A fórmula foi apostar numa defesa sufocante e num contra-ataque quase sempre mortal. Fora de quadra, o trabalho era para dar confiança aos jovens jogadores. Conseguiu. O estilo zen e polido poucas vezes deixou de ser assim ao longo do Mundial. Levantar do banco e gritar, só em momentos raros. Foi assim durante a partida contra o Brasil. Na decisão contra a Turquia, neste domingo, ele ia até a linha lateral para orientar o posicionamento de Kevin Durant ou para reclamar com a arbitragem quando dois jogadores se estranhavam. Fora isso, voltava para o seu lugar e mexia na barra da calça a cada cesta convertida por seus pupilos. Uma boa defesa também merecia aplausos. Na hora da euforia, três pontos de Durant tiraram o treinador da linha. Ele vibrou e já sabia, bem antes do fim daquele confronto, que tinha conseguido cumprir mais uma vez a missão.

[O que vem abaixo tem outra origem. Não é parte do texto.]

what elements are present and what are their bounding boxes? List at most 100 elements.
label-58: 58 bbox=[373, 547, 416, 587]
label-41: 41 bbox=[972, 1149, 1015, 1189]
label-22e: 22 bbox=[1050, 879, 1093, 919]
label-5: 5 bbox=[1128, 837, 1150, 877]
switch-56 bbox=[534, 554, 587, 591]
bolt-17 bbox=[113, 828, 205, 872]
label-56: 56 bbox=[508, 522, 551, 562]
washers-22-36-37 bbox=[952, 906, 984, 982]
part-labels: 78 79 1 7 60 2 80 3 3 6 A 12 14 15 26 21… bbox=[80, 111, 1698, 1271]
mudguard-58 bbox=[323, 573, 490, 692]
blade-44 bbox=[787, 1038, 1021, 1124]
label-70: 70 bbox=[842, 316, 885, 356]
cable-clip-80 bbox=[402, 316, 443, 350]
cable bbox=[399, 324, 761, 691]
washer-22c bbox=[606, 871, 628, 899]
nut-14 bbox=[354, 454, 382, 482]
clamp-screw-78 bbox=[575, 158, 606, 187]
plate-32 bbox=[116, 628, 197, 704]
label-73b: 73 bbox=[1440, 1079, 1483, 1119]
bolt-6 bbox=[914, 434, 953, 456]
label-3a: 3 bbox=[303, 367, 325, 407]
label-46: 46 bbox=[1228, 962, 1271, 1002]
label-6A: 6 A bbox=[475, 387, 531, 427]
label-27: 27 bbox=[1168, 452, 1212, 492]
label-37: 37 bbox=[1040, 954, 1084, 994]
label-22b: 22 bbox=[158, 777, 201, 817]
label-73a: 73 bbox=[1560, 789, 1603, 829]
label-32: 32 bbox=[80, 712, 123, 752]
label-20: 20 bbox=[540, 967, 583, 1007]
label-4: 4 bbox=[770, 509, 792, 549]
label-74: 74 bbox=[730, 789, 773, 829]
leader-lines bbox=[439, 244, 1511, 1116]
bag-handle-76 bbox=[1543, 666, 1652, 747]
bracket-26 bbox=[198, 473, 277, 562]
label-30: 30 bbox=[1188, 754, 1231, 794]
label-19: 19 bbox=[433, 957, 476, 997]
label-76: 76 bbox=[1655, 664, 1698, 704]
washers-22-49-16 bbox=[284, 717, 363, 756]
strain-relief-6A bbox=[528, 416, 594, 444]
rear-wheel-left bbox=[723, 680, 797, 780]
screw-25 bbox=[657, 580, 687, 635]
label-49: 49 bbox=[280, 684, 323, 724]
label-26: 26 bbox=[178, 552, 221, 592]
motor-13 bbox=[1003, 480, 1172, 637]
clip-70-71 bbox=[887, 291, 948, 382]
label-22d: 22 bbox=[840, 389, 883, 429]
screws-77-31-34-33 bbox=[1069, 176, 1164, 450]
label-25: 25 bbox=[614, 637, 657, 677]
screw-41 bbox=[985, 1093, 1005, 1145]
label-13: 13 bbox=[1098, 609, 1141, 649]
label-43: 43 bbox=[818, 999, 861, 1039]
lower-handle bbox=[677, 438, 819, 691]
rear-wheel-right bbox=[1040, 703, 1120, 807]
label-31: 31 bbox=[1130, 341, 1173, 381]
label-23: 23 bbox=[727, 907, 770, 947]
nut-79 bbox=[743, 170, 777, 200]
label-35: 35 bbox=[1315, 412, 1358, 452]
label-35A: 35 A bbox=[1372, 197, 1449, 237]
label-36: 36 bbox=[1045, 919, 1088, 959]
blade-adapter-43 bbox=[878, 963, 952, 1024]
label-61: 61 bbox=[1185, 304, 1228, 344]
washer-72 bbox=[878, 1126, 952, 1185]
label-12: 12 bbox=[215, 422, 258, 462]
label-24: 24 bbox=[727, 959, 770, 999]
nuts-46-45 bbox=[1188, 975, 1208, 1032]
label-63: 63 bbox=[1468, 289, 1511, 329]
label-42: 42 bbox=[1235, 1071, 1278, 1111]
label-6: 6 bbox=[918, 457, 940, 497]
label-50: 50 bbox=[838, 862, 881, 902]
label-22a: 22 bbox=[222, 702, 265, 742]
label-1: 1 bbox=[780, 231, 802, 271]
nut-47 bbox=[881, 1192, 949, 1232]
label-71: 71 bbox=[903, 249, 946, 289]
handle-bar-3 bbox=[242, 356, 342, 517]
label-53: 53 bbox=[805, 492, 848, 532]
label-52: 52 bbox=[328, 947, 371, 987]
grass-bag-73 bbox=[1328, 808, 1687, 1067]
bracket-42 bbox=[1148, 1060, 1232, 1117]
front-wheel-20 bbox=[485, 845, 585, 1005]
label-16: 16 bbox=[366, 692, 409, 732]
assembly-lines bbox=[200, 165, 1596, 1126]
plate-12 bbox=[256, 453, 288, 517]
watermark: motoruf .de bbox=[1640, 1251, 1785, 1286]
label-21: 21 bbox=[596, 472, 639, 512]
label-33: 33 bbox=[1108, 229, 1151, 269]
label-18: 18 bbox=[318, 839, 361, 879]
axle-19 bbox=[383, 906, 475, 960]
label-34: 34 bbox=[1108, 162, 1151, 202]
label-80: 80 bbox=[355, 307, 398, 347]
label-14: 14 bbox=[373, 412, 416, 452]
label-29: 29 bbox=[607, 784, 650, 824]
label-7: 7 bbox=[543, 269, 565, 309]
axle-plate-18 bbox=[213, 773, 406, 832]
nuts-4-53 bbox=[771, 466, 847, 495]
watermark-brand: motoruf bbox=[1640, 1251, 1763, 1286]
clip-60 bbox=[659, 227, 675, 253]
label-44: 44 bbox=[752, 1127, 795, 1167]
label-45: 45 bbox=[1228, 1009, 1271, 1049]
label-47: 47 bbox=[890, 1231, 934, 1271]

Não foi à toa que, ao fim do jogo, o técnico foi colocado no centro da roda para ser parabenizado por todo o elenco que ele tanto alimentou de autoestima. Com ouro no peito, eles responderam dentro da quadra às críticas sobre seu potencial.

- Eu me tornei um técnico muito melhor depois que comecei a enfrentar e aprender com grandes técnicos que há no basquete internacional. Com os grandes jogadores e com as grandes equipes. O mundo é grande demais, há muitas pessoas boas. Nosso objetivoo é trazer medalhas de ouro, mas também o respeito das pessoas no mundo. Se não conseguirmos uma conquista não será tão grande - disse o treinador.